28 Mayıs, 15 Eylül, 27 Nisan... Azerbaycan Cumhuriyeti için üç önemli tarih. 28 Mayıs 1918'de Azerbaycan Cumhuriyeti kuruldu. 15 Eylül 1918'de Nuri Paşa komutasındaki Kafkas İslam Ordusu Bakü'ye girdi. 27 Nisan 1920'de kızıl ordu Azerbaycan'ı işgal etti. İşte bu üç önemli gün Azerbaycan Kültür Derneği tarafından her yıl hatırlanmış, panellerle veya konferanslarla mutlaka anılmıştır.
Azerbaycan Kültür Derneği'nin konferans, seminer ve yayın dışında bence en önemli faaliyetleri, halk oyunları kursları ve balolardır.
Halk oyunları kursları, derneğin sürekli faaliyetleri içindedir. Bu sayede Azerbaycan oyunları ve mahnıları unutulmadığı, nesilden nesile aktarıldığı gibi Türkiye çapında bir ilgiye de mazhar olmuşlardır.

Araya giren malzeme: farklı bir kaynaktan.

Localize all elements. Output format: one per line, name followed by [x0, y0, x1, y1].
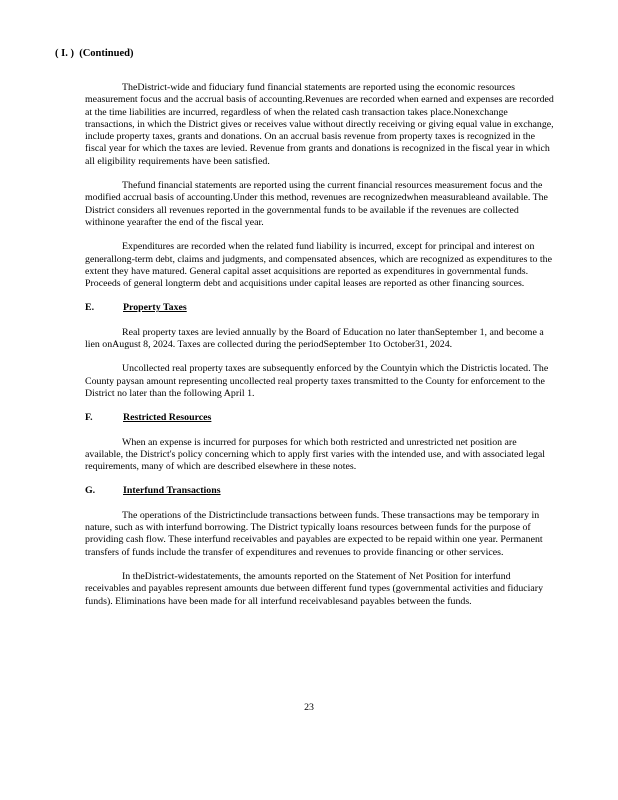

Vatan Azerbaycan'da unutulmaya yüz tutmuş bazı oyunlar dernek tarafından yaşatılmış, 1991'de yeniden bağımsız olan Azerbaycan'a taşınmıştır.
Balolar, önce kurslarda yetişmiş ekiplerin gösterileriyle şenlenir, sonra derneğin üyeleri ve konuklar pisti doldurarak Azerbaycan'ın estetik ve ritmik oyunlarına kendilerini bırakırlardı. Burada ortak oyun ve müzik kültürünü yaşayarak bir millet olmanın heyecanını duyarlardı. Millet olmak buydu işte. Ortak yüksek kültür. Hep bir ağızdan söylenen mahnılar, türküler; birlikte oynanan rakslar. Üzeyr Hacıbeyli'nin Arşın Mal Alan piyesinin sahne oyunlarını dahi ortaklaşa oynayan insanlar.
Azerbaycan Türkleri muhacerette de bütün canlılıklarıyla var oldular. 1991'deki bağımsızlıkla Türkiye'deki Azerbaycan gönüllüleri ile Kuzey Azerbaycan kaynaştı. Üç renkli şanlı bayrak tekrar göndere çekildi.
Şimdi bir başka kaynaşma beklenmektedir. Güney Azerbaycan uyanmıştır; Resulzade'nin, Pîşevari'nin Elçibey'in yaktığı ateş her tarafa yayılmıştır. Gönüller alev alev tutuşmuş, Azerbaycan yeniden odlar yurdu olmuştur. Üstelik onların Şehriyar gibi, Bulut Karaçorlu Sehend gibi şairleri vardır. Azerbaycan Kültür Derneği'nin meşalesi yanmaya devam edecektir; çünkü daha çok işimiz vardır.